WebAssembly brings Google Earth to more browsers

CHROMIUM.ORG

Google Earth is a desktop application, written in C++, that has been providing a rich interactive mapping experience for the past 14 years. There is currently a project underway to port this to the web using Emscripten, with a public preview having just been released. This is a fantastic showcase for WebAssembly, which also makes use of multi-threading, a WebAssembly feature that is still in preview.

Building a C# Interactive shell in a browser with Blazor and Roslyn

STRATHWEB.COM

Most Blazor demos showcase it’s ability to create interactive UIs using Razor, so it’s a nice change to see an example that has a command-line interface instead. This blog post uses Roslyn, the C# compiler platform, to create an interactive C# REPL the runs n the browser.

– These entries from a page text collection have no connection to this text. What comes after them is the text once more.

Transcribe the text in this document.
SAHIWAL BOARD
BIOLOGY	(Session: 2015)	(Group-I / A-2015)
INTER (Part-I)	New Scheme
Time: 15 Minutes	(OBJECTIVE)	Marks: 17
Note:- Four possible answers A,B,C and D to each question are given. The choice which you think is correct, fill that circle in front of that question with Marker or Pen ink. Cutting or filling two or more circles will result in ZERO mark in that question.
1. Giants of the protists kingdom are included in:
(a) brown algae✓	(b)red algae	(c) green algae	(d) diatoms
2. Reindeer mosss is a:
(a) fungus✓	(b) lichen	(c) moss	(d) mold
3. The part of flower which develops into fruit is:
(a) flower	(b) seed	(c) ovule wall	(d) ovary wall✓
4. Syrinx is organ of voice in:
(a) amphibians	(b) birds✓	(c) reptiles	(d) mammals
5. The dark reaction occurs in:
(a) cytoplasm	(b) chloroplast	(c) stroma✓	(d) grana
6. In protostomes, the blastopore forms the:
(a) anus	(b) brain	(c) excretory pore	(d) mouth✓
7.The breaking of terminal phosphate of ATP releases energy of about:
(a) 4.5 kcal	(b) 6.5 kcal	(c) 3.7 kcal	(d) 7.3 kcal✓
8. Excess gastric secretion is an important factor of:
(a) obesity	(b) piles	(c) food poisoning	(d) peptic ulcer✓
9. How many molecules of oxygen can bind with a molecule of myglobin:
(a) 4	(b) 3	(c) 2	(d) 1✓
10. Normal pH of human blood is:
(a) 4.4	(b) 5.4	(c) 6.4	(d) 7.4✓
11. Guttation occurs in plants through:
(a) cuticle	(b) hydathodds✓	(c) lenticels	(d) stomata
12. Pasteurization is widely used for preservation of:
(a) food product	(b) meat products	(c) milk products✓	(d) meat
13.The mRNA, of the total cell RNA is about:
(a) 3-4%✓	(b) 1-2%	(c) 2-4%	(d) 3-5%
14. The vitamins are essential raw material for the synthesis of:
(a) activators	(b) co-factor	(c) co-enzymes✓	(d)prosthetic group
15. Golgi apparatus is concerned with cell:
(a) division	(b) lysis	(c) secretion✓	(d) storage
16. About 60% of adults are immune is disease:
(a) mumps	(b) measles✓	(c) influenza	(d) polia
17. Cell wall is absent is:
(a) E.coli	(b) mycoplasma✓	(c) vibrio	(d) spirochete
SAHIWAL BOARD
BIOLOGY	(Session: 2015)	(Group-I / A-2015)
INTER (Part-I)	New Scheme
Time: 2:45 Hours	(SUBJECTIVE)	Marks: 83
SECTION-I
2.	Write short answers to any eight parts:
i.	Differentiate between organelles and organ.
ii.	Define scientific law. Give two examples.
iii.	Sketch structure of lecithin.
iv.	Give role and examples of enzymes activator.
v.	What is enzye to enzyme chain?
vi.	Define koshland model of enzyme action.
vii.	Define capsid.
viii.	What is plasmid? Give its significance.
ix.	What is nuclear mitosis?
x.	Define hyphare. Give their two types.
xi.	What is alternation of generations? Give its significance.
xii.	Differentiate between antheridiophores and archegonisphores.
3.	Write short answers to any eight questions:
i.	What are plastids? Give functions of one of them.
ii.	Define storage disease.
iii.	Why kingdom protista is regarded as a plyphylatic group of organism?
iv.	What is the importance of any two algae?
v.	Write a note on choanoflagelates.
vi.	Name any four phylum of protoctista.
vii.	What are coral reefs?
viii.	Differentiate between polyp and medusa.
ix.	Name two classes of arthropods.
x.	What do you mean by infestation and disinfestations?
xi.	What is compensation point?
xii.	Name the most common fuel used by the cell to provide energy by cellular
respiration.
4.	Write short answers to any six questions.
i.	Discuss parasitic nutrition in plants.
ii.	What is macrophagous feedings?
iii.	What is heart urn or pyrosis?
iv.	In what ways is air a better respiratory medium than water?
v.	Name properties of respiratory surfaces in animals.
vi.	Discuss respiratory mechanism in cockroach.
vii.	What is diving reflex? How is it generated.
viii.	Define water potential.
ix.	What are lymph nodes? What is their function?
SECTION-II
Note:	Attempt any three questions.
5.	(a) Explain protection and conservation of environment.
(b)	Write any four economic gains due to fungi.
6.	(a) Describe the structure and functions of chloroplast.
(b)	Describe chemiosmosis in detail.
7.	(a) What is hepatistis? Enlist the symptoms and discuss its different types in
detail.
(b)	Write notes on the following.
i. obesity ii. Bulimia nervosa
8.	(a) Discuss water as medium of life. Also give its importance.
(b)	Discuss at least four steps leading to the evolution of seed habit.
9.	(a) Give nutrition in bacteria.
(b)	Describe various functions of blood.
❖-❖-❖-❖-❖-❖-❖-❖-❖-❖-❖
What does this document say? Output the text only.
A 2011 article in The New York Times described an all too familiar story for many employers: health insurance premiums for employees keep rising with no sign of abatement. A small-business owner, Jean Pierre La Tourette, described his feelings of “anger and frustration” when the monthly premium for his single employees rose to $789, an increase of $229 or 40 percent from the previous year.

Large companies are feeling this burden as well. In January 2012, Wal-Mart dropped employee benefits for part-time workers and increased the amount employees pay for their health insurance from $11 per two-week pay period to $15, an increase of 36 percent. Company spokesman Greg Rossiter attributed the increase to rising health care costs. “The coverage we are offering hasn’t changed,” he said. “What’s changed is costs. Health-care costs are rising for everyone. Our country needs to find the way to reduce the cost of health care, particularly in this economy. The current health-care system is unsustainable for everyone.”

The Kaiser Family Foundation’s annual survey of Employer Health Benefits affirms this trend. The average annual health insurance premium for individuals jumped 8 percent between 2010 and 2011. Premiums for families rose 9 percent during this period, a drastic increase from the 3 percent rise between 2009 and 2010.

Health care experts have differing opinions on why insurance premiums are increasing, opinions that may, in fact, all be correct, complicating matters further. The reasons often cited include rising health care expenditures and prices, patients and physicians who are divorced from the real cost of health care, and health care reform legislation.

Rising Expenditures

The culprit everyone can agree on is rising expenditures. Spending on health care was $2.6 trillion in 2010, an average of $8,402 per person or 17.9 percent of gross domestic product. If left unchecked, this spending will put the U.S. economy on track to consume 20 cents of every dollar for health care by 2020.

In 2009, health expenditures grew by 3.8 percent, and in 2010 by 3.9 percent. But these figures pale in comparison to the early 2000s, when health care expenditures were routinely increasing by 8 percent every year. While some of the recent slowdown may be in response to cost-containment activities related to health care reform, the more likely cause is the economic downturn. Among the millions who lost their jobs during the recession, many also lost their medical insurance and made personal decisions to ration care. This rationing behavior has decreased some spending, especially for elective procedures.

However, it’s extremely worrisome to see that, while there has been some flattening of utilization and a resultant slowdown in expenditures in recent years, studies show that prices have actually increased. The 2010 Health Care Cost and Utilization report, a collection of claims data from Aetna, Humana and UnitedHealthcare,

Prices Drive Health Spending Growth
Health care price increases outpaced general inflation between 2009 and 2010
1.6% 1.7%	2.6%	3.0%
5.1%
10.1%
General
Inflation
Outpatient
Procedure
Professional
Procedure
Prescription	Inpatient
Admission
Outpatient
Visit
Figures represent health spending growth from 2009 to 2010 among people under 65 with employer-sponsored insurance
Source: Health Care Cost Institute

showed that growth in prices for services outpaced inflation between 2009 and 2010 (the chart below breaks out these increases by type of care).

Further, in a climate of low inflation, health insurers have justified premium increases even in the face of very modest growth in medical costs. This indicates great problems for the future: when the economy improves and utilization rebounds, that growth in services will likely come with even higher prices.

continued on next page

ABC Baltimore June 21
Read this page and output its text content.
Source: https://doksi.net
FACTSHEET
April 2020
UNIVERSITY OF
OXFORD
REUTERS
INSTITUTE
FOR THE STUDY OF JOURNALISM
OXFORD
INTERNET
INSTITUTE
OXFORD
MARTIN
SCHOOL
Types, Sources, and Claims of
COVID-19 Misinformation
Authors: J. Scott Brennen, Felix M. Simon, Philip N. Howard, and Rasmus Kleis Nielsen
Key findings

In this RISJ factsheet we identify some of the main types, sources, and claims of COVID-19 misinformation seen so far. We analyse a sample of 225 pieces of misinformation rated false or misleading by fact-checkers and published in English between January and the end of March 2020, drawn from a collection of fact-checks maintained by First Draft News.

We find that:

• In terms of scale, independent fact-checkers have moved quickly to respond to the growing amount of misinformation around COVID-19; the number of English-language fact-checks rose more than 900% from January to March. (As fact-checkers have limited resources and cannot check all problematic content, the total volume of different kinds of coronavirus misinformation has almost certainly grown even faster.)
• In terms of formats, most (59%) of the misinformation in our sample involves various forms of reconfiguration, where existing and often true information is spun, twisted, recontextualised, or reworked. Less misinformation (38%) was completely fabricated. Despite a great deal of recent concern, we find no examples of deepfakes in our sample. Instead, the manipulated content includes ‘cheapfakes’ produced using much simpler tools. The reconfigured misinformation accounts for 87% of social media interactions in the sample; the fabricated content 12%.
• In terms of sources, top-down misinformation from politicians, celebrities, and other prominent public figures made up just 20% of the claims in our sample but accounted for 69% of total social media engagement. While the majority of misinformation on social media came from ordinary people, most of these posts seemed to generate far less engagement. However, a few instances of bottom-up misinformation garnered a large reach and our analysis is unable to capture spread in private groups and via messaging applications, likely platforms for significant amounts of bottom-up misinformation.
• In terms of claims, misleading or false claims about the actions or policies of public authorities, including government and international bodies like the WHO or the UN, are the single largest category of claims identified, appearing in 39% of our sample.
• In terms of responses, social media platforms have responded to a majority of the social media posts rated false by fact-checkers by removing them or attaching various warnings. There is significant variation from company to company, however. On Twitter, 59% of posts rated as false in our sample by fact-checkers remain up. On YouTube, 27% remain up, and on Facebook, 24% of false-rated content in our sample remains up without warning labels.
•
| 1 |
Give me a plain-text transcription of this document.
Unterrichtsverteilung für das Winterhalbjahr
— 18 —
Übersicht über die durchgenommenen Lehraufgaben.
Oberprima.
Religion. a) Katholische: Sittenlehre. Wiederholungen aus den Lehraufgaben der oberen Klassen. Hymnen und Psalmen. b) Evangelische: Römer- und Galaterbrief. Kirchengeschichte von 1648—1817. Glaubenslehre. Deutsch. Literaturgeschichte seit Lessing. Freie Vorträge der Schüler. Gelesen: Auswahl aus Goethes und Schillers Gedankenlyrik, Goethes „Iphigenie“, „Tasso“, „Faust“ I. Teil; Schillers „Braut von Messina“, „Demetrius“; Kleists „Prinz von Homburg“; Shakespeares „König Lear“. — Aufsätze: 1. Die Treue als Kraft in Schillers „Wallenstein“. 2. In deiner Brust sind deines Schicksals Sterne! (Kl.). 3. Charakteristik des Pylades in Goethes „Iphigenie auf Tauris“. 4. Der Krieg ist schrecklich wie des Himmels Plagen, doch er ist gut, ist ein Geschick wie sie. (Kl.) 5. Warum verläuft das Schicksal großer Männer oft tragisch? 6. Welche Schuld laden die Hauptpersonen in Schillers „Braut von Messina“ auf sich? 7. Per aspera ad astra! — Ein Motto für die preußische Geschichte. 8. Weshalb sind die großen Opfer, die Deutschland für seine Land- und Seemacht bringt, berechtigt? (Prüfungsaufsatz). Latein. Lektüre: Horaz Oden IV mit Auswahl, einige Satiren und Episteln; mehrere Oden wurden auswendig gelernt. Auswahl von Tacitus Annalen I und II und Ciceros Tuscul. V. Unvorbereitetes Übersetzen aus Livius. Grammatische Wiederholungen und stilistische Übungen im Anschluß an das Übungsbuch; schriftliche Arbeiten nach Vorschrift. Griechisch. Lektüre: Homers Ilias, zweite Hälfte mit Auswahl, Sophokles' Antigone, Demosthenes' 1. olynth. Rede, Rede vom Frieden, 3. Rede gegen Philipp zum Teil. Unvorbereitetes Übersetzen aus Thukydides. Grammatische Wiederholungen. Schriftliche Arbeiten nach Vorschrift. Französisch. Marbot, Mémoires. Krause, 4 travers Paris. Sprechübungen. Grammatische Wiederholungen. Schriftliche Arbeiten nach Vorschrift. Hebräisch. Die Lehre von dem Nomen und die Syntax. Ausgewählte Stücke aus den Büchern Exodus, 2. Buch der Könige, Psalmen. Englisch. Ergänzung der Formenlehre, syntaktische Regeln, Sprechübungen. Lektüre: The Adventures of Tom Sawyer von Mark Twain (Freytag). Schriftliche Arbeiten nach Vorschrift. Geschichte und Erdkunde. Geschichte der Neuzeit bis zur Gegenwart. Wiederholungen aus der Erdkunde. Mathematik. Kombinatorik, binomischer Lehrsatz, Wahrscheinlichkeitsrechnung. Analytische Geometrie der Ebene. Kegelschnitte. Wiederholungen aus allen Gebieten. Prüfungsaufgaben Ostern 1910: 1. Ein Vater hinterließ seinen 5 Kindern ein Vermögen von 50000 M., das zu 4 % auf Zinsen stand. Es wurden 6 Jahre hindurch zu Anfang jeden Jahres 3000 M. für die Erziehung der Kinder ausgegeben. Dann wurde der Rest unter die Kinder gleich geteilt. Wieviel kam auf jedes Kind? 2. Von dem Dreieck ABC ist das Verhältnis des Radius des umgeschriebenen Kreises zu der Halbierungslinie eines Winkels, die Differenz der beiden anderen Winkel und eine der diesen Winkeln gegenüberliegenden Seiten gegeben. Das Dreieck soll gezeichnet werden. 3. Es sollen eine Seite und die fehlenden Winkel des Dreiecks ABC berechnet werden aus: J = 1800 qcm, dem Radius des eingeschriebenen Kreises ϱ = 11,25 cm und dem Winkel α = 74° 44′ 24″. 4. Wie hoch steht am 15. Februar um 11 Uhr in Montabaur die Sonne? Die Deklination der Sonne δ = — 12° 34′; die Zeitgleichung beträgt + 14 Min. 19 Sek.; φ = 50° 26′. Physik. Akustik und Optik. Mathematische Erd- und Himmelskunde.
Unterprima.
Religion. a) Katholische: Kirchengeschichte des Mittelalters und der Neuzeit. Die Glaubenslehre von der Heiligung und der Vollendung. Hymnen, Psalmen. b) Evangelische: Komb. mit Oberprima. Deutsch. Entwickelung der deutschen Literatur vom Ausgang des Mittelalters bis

Introducing Lightbeam: An Optimising Streaming WebAssembly Compiler

PARITY.IO

WebAssembly is typically delivered over the browser via HTTP, so one of its initial design constraints was that it should be encoded in such a way that it should support streaming compilation, allowing different ‘chunks’ of a module to be compiled on different threads. Chrome and Firefox both have their own streaming compilers - this blog post introduces another one, Lightbeam, written by Parity who are using WebAssembly as a smart contract engine for blockchain.

WebBS - a toy programming language

GITHUB.IO

WebBS is a pretty feature-rich ‘toy’ programming language that compiles to WebAssembly within the browser. If you’re interested in how parsers and compilers work, it’s well worth poking around the source code of this project.

And Finally …

A blog post that briefly dispels three myths about WebAssembly.